沈黙と視線に耐えかねた男は、フェンスを蹴飛ばして悪態を吐くと、その場を後にした。そして、ペントハウスの扉を乱暴に開け閉めすると、踊り場にいる森野カオルと出くわした。

「どけ、邪魔だ」と男は言い放ち、森野カオルを突き飛ばした。そして、階段を下りようとしたが、森野カオルに呼び止められた。

「おい」

「何だと」男は立ち止まって振り向いた。「年下のくせに生意気な口のきき方しやがって」

 そう言われ、森野カオルは男の胸ぐらを掴んだ。しかし、それがまずかった。両手がふさがったからだ。それに気が付いた時は、もう遅かった。男の右フックが顔面を強打していたからだ(案の定、メガネは吹っ飛ぶ始末だった)。

 どちらかというと、痛みというよりか衝撃音に驚いた。が、それでも冷静だった。だから次に備えることができた。しかし、次はなかった。そのおかげで足元の赤いドット模様に気が付いた。

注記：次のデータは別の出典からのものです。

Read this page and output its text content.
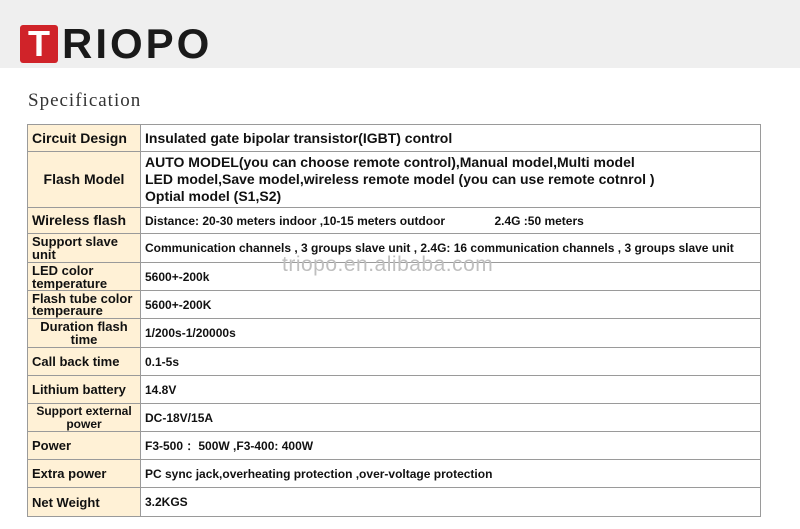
T RIOPO
Specification
Circuit Design	Insulated gate bipolar transistor(IGBT) control
Flash Model	AUTO MODEL(you can choose remote control),Manual model,Multi model
LED model,Save model,wireless remote model (you can use remote cotnrol )
Optial model (S1,S2)

Wireless flash	Distance: 20-30 meters indoor ,10-15 meters outdoor 2.4G :50 meters
Support slave unit	Communication channels , 3 groups slave unit , 2.4G: 16 communication channels , 3 groups slave unit
LED color temperature	5600+-200k
Flash tube color temperaure	5600+-200K
Duration flash time	1/200s-1/20000s
Call back time	0.1-5s
Lithium battery	14.8V
Support external power	DC-18V/15A
Power	F3-500 ：500W ,F3-400: 400W
Extra power	PC sync jack,overheating protection ,over-voltage protection
Net Weight	3.2KGS
triopo.en.alibaba.com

赤いドット模様の数は、見る見るうちに増えていった。そして、硬く冷たいコンクリートに熱が奪われていくと、黒く変色して固まろうとしていた。

二人はそんな赤いドット模様を見つめていた。

ややあって、男は小さな声で「先に手を出した、お前がいけないんだ」と言い残し、そそくさとその場を後にした。

 森野カオルは何も言い返さなかった。また、追いかけようともしなかった。そんなことよりエマ先輩が心配だったのだ。ともあれ、ティッシュを鼻に詰め込むとメガネを拾った。その時、片方のレンズが外れて落ちた。

 止血している間、二人の会話が森野カオルの胸をかすめた(コンパニーで何があったのだろう?)。しかし、物事の重心はもうそこにないように思えた。物事の重心があるのは、扉の向こう側、すなわち今のエマ先輩である。過去のエマ先輩じゃない。

そして森野カオルは、カフェオレ色の扉をそっと開けた。すると、光の洪水に目が眩んだ。

目が慣れてくると、辺りの景色が見て取れた。青空、入道雲、熱を帯びたコンクリート、濃い影。まさに季節はあの夏である。それなのにエマ先輩の後姿は、寒さに凍えているようだった。